If any test fails for an unexpected reason ( NOT_RUN ) the calling script will continue, but the executable ( ctest -S ) will have a non zero return code. If this automatic error propagation is not needed you will need to use the CAPTURE_CMAKE_ERROR option.
`

Return value option

Should we deprecate RETURN_VALUE and CAPTURE_CMAKE_ERROR and instead offer a single option that does both?

1 Like

ctest_test() does not cause ctest -S to return a non-zero code if a test fails. Are you saying we should change it to do so (with a policy)?

You are correct.

The wording should be If any test fails for an unexpected reason such as missing input file. I willl edit the original post

@kyle.edwards I have updated the original post.

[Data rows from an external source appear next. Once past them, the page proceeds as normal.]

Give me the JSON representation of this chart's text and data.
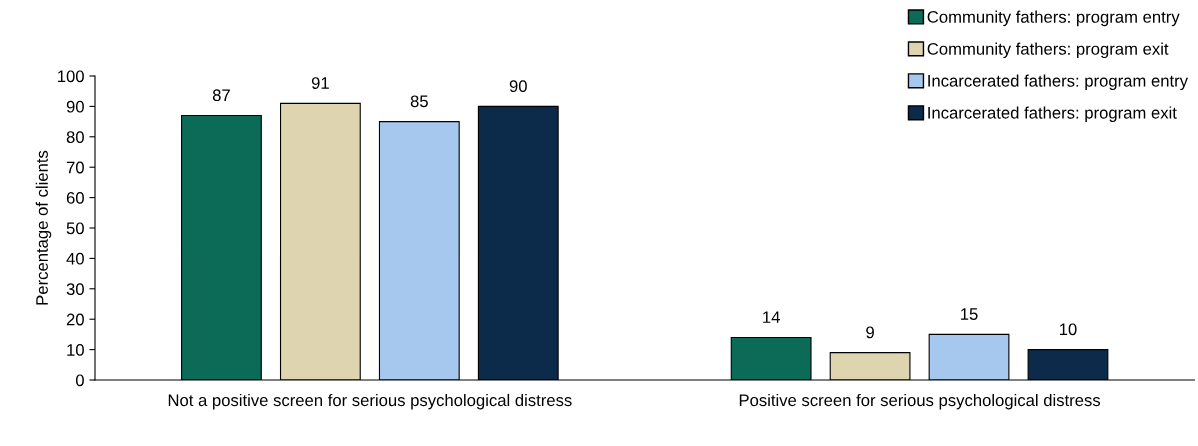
{
  "chart_data": {
    "type": "bar",
    "ylabel": "Percentage of clients",
    "categories": [
      "Not a positive screen for serious psychological distress",
      "Positive screen for serious psychological distress"
    ],
    "series": [
      {
        "name": "Community fathers: program entry",
        "color": "#0b6b57",
        "values": [
          87,
          14
        ]
      },
      {
        "name": "Community fathers: program exit",
        "color": "#ded4b0",
        "values": [
          91,
          9
        ]
      },
      {
        "name": "Incarcerated fathers: program entry",
        "color": "#a6c8ef",
        "values": [
          85,
          15
        ]
      },
      {
        "name": "Incarcerated fathers: program exit",
        "color": "#0c2a4a",
        "values": [
          90,
          10
        ]
      }
    ],
    "ylim": [
      0,
      100
    ],
    "yticks": [
      0,
      10,
      20,
      30,
      40,
      50,
      60,
      70,
      80,
      90,
      100
    ],
    "data_labels": true,
    "grid": false,
    "legend": "top right"
  }
}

The corrections for ctest_test that @kyle.edwards pointed out brings up the following inconsistent behavior:

cmake_minimum_required(VERSION 3.8)

...
ctest_start(APPEND)
...
include("${CMAKE_CURRENT_LIST_DIR}/ctest_exclusions.cmake")
ctest_test(
  RETURN_VALUE test_result
  EXCLUDE "${test_exclusions}")
ctest_submit(PARTS Test)

If we presume no parse errors, I think we should expect that the this script will always return 0. As it stands the exceptions I am aware of is:

  • tests marked as NOT_RUN cause a non zero return value

It might be wise to check a few different CMake/CTest versions for these observations. I think there were changes recently around the ctest return code (related to when there are no tests at all). Probably no difference in behaviour, but worth confirming in case some of this is a regression.